A situação de terror que reina nos mercados causado pela crise no setor imobiliários dos Estados Unidos, fez ontem o Índice da Bolsa de Valores de São Paulo (Ibovespa) derreter até 9% no período da manhã e o dólar disparar acima de R$ 2. Mesmo assim, o Copom (Comitê de Política Monetária) do Banco Central deverá reduzir os juros, hoje em 11,5% ao ano, em 0,25 ponto porcentual na reunião de setembro. O real deverá também se valorizar em relação ao dólar até o fim do ano, em decorrência dos fundamentos da economia brasileira. Essas são as expectativas de alguns economistas entrevistados pela Agência Estado.
Diferentemente das crises de 1998 e 2002, quando o Copom interrompeu o ciclo de cortes da Selic e passou a elevá-la em outubro daquele ano (de 18% para 21%), atingindo 26,50% em fevereiro de 2003, o estrategista-chefe do BNP Paribas no Brasil Alexandre Lintz, acredita que a redução da Selic será mantida, mas terá uma desaceleração. “O BC deve agir agora da mesma forma com que atuou durante a turbulência de maio do ano passado”, comparou.
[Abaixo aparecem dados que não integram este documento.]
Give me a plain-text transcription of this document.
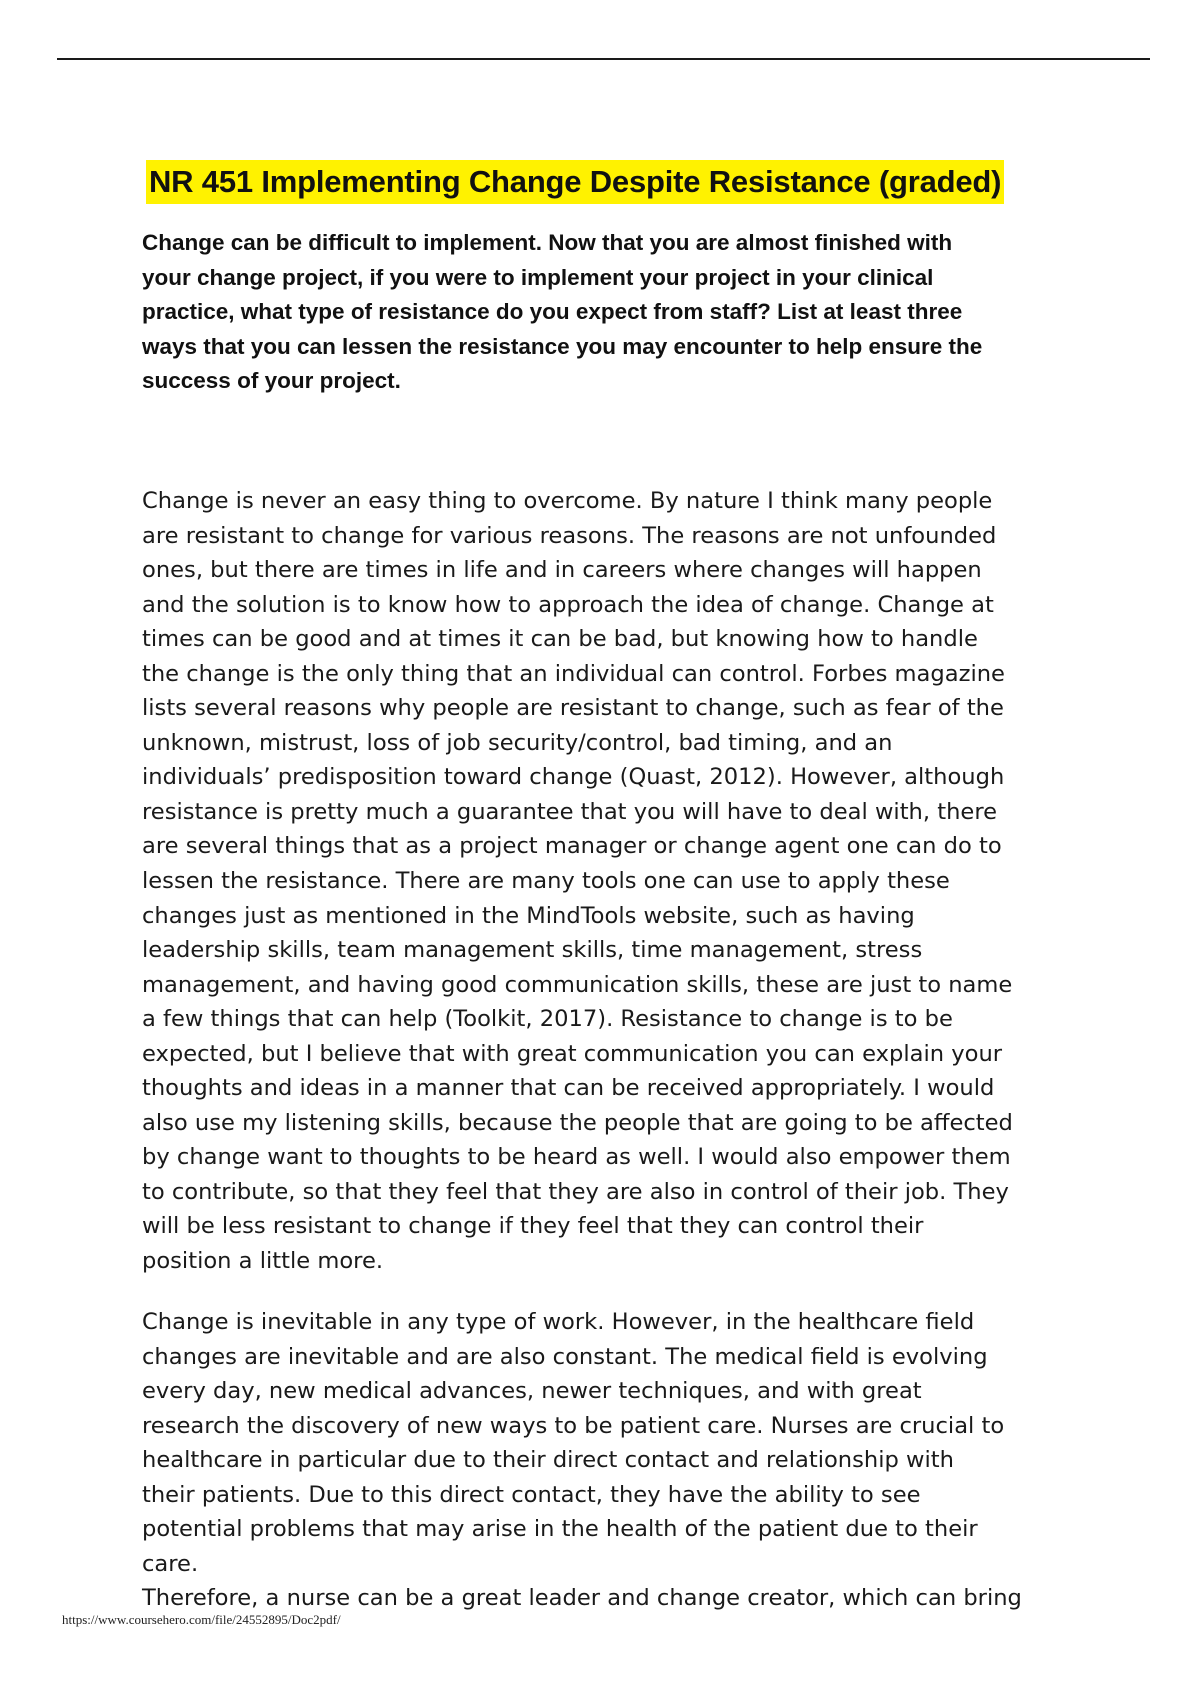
NR 451 Implementing Change Despite Resistance (graded)

Change can be difficult to implement. Now that you are almost finished with
your change project, if you were to implement your project in your clinical
practice, what type of resistance do you expect from staff? List at least three
ways that you can lessen the resistance you may encounter to help ensure the
success of your project.

Change is never an easy thing to overcome. By nature I think many people
are resistant to change for various reasons. The reasons are not unfounded
ones, but there are times in life and in careers where changes will happen
and the solution is to know how to approach the idea of change. Change at
times can be good and at times it can be bad, but knowing how to handle
the change is the only thing that an individual can control. Forbes magazine
lists several reasons why people are resistant to change, such as fear of the
unknown, mistrust, loss of job security/control, bad timing, and an
individuals’ predisposition toward change (Quast, 2012). However, although
resistance is pretty much a guarantee that you will have to deal with, there
are several things that as a project manager or change agent one can do to
lessen the resistance. There are many tools one can use to apply these
changes just as mentioned in the MindTools website, such as having
leadership skills, team management skills, time management, stress
management, and having good communication skills, these are just to name
a few things that can help (Toolkit, 2017). Resistance to change is to be
expected, but I believe that with great communication you can explain your
thoughts and ideas in a manner that can be received appropriately. I would
also use my listening skills, because the people that are going to be affected
by change want to thoughts to be heard as well. I would also empower them
to contribute, so that they feel that they are also in control of their job. They
will be less resistant to change if they feel that they can control their
position a little more.

Change is inevitable in any type of work. However, in the healthcare field
changes are inevitable and are also constant. The medical field is evolving
every day, new medical advances, newer techniques, and with great
research the discovery of new ways to be patient care. Nurses are crucial to
healthcare in particular due to their direct contact and relationship with
their patients. Due to this direct contact, they have the ability to see
potential problems that may arise in the health of the patient due to their
care.
Therefore, a nurse can be a great leader and change creator, which can bring

https://www.coursehero.com/file/24552895/Doc2pdf/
Na ocasião, apesar da volatilidade, os diretores do BC mantiveram o ritmo de corte da Selic em 0,50 ponto porcentual no dia 31, com a taxa cedendo de 15,75% para 15,25% ao ano. “Mas quem achar que o BC vai puxar os juros por causa desta crise, vai quebrar a cara”, afirmou.
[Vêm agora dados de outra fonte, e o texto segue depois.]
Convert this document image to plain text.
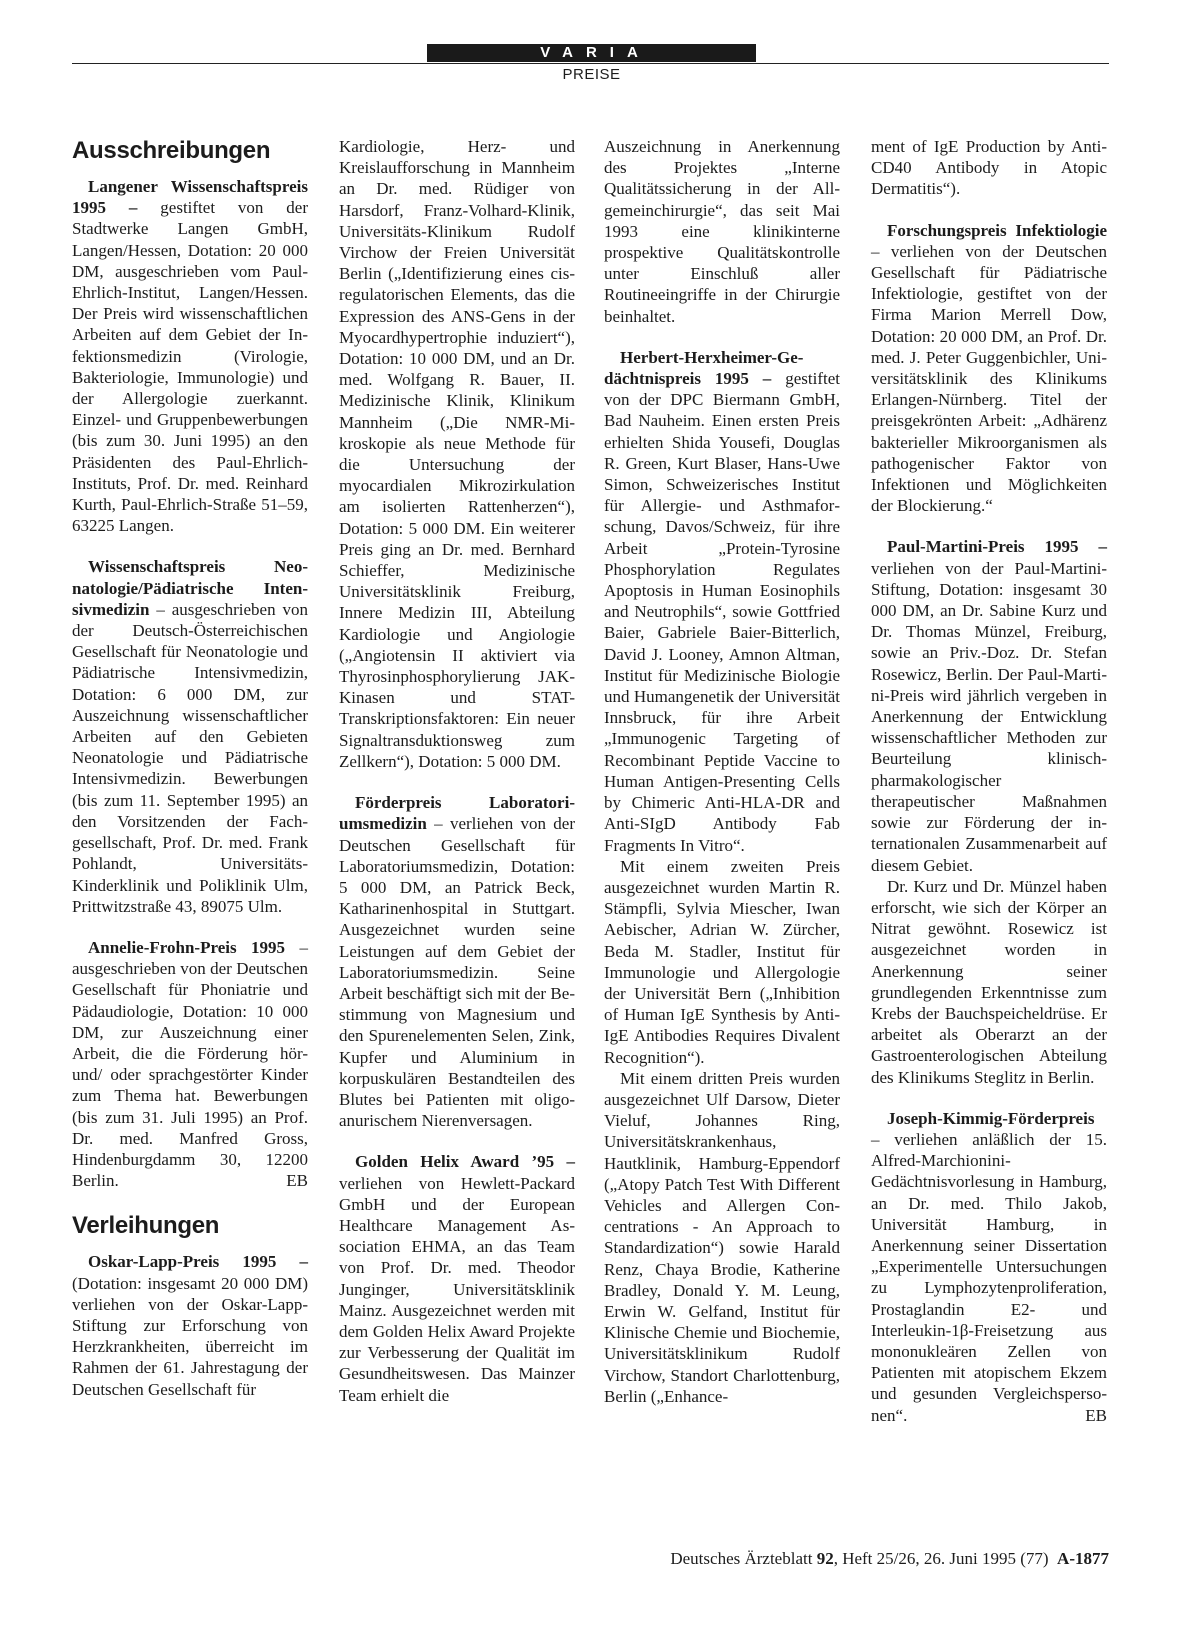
VARIA
PREISE
Ausschreibungen

Langener Wissenschaftspreis 1995 – gestiftet von der Stadtwerke Langen GmbH, Langen/Hessen, Dotation: 20 000 DM, ausgeschrieben vom Paul-Ehrlich-Institut, Langen/Hessen. Der Preis wird wissenschaftlichen Arbeiten auf dem Gebiet der Infektionsmedizin (Virologie, Bakteriologie, Immunologie) und der Allergologie zuerkannt. Einzel- und Gruppenbewerbungen (bis zum 30. Juni 1995) an den Präsidenten des Paul-Ehrlich-Instituts, Prof. Dr. med. Reinhard Kurth, Paul-Ehrlich-Straße 51–59, 63225 Langen.

Wissenschaftspreis Neonatologie/Pädiatrische Intensivmedizin – ausgeschrieben von der Deutsch-Österreichischen Gesellschaft für Neonatologie und Pädiatrische Intensivmedizin, Dotation: 6 000 DM, zur Auszeichnung wissenschaftlicher Arbeiten auf den Gebieten Neonatologie und Pädiatrische Intensivmedizin. Bewerbungen (bis zum 11. September 1995) an den Vorsitzenden der Fachgesellschaft, Prof. Dr. med. Frank Pohlandt, Universitäts-Kinderklinik und Poliklinik Ulm, Prittwitzstraße 43, 89075 Ulm.

Annelie-Frohn-Preis 1995 – ausgeschrieben von der Deutschen Gesellschaft für Phoniatrie und Pädaudiologie, Dotation: 10 000 DM, zur Auszeichnung einer Arbeit, die die Förderung hör- und/ oder sprachgestörter Kinder zum Thema hat. Bewerbungen (bis zum 31. Juli 1995) an Prof. Dr. med. Manfred Gross, Hindenburgdamm 30, 12200 Berlin.	EB

Verleihungen

Oskar-Lapp-Preis 1995 – (Dotation: insgesamt 20 000 DM) verliehen von der Oskar-Lapp-Stiftung zur Erforschung von Herzkrankheiten, überreicht im Rahmen der 61. Jahrestagung der Deutschen Gesellschaft für

Kardiologie, Herz- und Kreislaufforschung in Mannheim an Dr. med. Rüdiger von Harsdorf, Franz-Volhard-Klinik, Universitäts-Klinikum Rudolf Virchow der Freien Universität Berlin („Identifizierung eines cis-regulatorischen Elements, das die Expression des ANS-Gens in der Myocardhypertrophie induziert“), Dotation: 10 000 DM, und an Dr. med. Wolfgang R. Bauer, II. Medizinische Klinik, Klinikum Mannheim („Die NMR-Mikroskopie als neue Methode für die Untersuchung der myocardialen Mikrozirkulation am isolierten Rattenherzen“), Dotation: 5 000 DM. Ein weiterer Preis ging an Dr. med. Bernhard Schieffer, Medizinische Universitätsklinik Freiburg, Innere Medizin III, Abteilung Kardiologie und Angiologie („Angiotensin II aktiviert via Thyrosinphosphorylierung JAK-Kinasen und STAT-Transkriptionsfaktoren: Ein neuer Signaltransduktionsweg zum Zellkern“), Dotation: 5 000 DM.

Förderpreis Laboratoriumsmedizin – verliehen von der Deutschen Gesellschaft für Laboratoriumsmedizin, Dotation: 5 000 DM, an Patrick Beck, Katharinenhospital in Stuttgart. Ausgezeichnet wurden seine Leistungen auf dem Gebiet der Laboratoriumsmedizin. Seine Arbeit beschäftigt sich mit der Bestimmung von Magnesium und den Spurenelementen Selen, Zink, Kupfer und Aluminium in korpuskulären Bestandteilen des Blutes bei Patienten mit oligo-anurischem Nierenversagen.

Golden Helix Award ’95 – verliehen von Hewlett-Packard GmbH und der European Healthcare Management Association EHMA, an das Team von Prof. Dr. med. Theodor Junginger, Universitätsklinik Mainz. Ausgezeichnet werden mit dem Golden Helix Award Projekte zur Verbesserung der Qualität im Gesundheitswesen. Das Mainzer Team erhielt die

Auszeichnung in Anerkennung des Projektes „Interne Qualitätssicherung in der Allgemeinchirurgie“, das seit Mai 1993 eine klinikinterne prospektive Qualitätskontrolle unter Einschluß aller Routineeingriffe in der Chirurgie beinhaltet.

Herbert-Herxheimer-Gedächtnispreis 1995 – gestiftet von der DPC Biermann GmbH, Bad Nauheim. Einen ersten Preis erhielten Shida Yousefi, Douglas R. Green, Kurt Blaser, Hans-Uwe Simon, Schweizerisches Institut für Allergie- und Asthmaforschung, Davos/Schweiz, für ihre Arbeit „Protein-Tyrosine Phosphorylation Regulates Apoptosis in Human Eosinophils and Neutrophils“, sowie Gottfried Baier, Gabriele Baier-Bitterlich, David J. Looney, Amnon Altman, Institut für Medizinische Biologie und Humangenetik der Universität Innsbruck, für ihre Arbeit „Immunogenic Targeting of Recombinant Peptide Vaccine to Human Antigen-Presenting Cells by Chimeric Anti-HLA-DR and Anti-SIgD Antibody Fab Fragments In Vitro“.

Mit einem zweiten Preis ausgezeichnet wurden Martin R. Stämpfli, Sylvia Miescher, Iwan Aebischer, Adrian W. Zürcher, Beda M. Stadler, Institut für Immunologie und Allergologie der Universität Bern („Inhibition of Human IgE Synthesis by Anti-IgE Antibodies Requires Divalent Recognition“).

Mit einem dritten Preis wurden ausgezeichnet Ulf Darsow, Dieter Vieluf, Johannes Ring, Universitätskrankenhaus, Hautklinik, Hamburg-Eppendorf („Atopy Patch Test With Different Vehicles and Allergen Concentrations - An Approach to Standardization“) sowie Harald Renz, Chaya Brodie, Katherine Bradley, Donald Y. M. Leung, Erwin W. Gelfand, Institut für Klinische Chemie und Biochemie, Universitätsklinikum Rudolf Virchow, Standort Charlottenburg, Berlin („Enhance-

ment of IgE Production by Anti-CD40 Antibody in Atopic Dermatitis“).

Forschungspreis Infektiologie – verliehen von der Deutschen Gesellschaft für Pädiatrische Infektiologie, gestiftet von der Firma Marion Merrell Dow, Dotation: 20 000 DM, an Prof. Dr. med. J. Peter Guggenbichler, Universitätsklinik des Klinikums Erlangen-Nürnberg. Titel der preisgekrönten Arbeit: „Adhärenz bakterieller Mikroorganismen als pathogenischer Faktor von Infektionen und Möglichkeiten der Blockierung.“

Paul-Martini-Preis 1995 – verliehen von der Paul-Martini-Stiftung, Dotation: insgesamt 30 000 DM, an Dr. Sabine Kurz und Dr. Thomas Münzel, Freiburg, sowie an Priv.-Doz. Dr. Stefan Rosewicz, Berlin. Der Paul-Martini-Preis wird jährlich vergeben in Anerkennung der Entwicklung wissenschaftlicher Methoden zur Beurteilung klinisch-pharmakologischer therapeutischer Maßnahmen sowie zur Förderung der internationalen Zusammenarbeit auf diesem Gebiet.

Dr. Kurz und Dr. Münzel haben erforscht, wie sich der Körper an Nitrat gewöhnt. Rosewicz ist ausgezeichnet worden in Anerkennung seiner grundlegenden Erkenntnisse zum Krebs der Bauchspeicheldrüse. Er arbeitet als Oberarzt an der Gastroenterologischen Abteilung des Klinikums Steglitz in Berlin.

Joseph-Kimmig-Förderpreis – verliehen anläßlich der 15. Alfred-Marchionini-Gedächtnisvorlesung in Hamburg, an Dr. med. Thilo Jakob, Universität Hamburg, in Anerkennung seiner Dissertation „Experimentelle Untersuchungen zu Lymphozytenproliferation, Prostaglandin E2- und Interleukin-1β-Freisetzung aus mononukleären Zellen von Patienten mit atopischem Ekzem und gesunden Vergleichspersonen“.	EB

Deutsches Ärzteblatt 92, Heft 25/26, 26. Juni 1995 (77) A-1877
Sua aposta agora é em queda de 0,25 ponto porcentual. Isso mas em função de fatores domésticos que pela turbulência internacional. Para ele, os diretores do BC prezam muito a capacidade do mercado de prever seus próximos passos. “E o mercado futuro já coloca hoje uma probabilidade de estabilidade de cortes no futuro”, disse.
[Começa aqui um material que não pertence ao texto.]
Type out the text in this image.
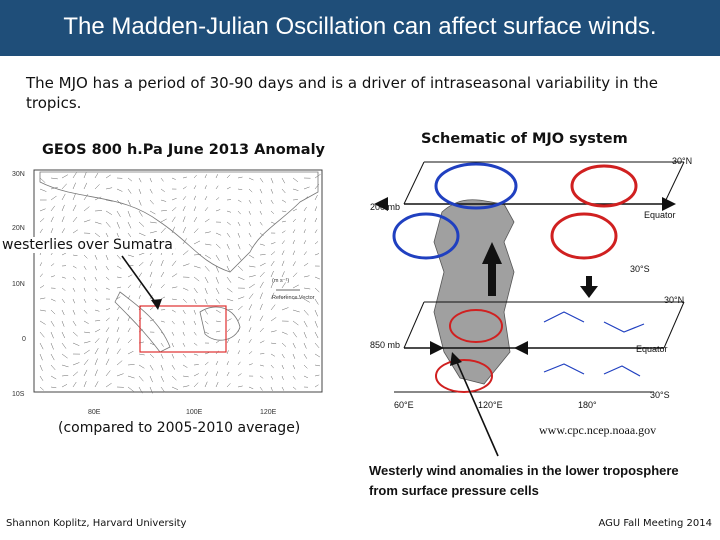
The Madden-Julian Oscillation can affect surface winds.
The MJO has a period of 30-90 days and is a driver of intraseasonal variability in the tropics.
GEOS 800 h.Pa June 2013 Anomaly
30N
20N
10N
0
10S
80E	100E	120E
(m s⁻¹)
Reference Vector
westerlies over Sumatra
(compared to 2005-2010 average)
Schematic of MJO system
200 mb
850 mb
30°N
Equator
30°S
30°N
Equator
30°S
60°E	120°E	180°
www.cpc.ncep.noaa.gov
Westerly wind anomalies in the lower troposphere from surface pressure cells
Shannon Koplitz, Harvard University	AGU Fall Meeting 2014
O economista da equipe de América Latina do Morgan Stanley, Marcelo Carvalho, também aposta que o Copom reduza o ritmo de corte para 0,25 ponto porcentual. “Veremos a continuação da volatilidade externa no curto prazo, mas a tendência é favorável”.
Na opinião do estrategista do BNP Paribas, os fundamentos macroeconômicos seguem mais positivos hoje do que na ocasião das crises anteriores. Ele citou como exemplos a forte estrutura cambial atual, o superávit em conta corrente e a melhora do perfil da dívida. “Hoje o setor público tem US$ 121 bilhões, incluindo as contas do Tesouro, do BC, dos ativos e subtraindo-se os passivos”, considerou. Isso, de acordo com ele, significa que o País teve um ganho financeiro aproximado de R$ 20 bilhões – ou US$ 11 bilhões – nos últimos dias em função da valorização cambial de 10%. “Isso representa 1% do PIB e deve levar a relação dívida/PIB para baixo”, argumentou. “Estas coisas não eram assim no passado e agora é a hora de colher os frutos de tudo o que foi feito até então”, continuou. O risco maior para o Brasil, atualmente, é o de a economia mundial passar por um processo de desaceleração e de aumento de inflação. “Mas este cenário, por enquanto, me parece extremamente impossível”, considerou, acrescentando que países da Ásia e da América Latina vêm ganhando o espaço de carro-chefe da economia, que até então era apenas dos Estados Unidos.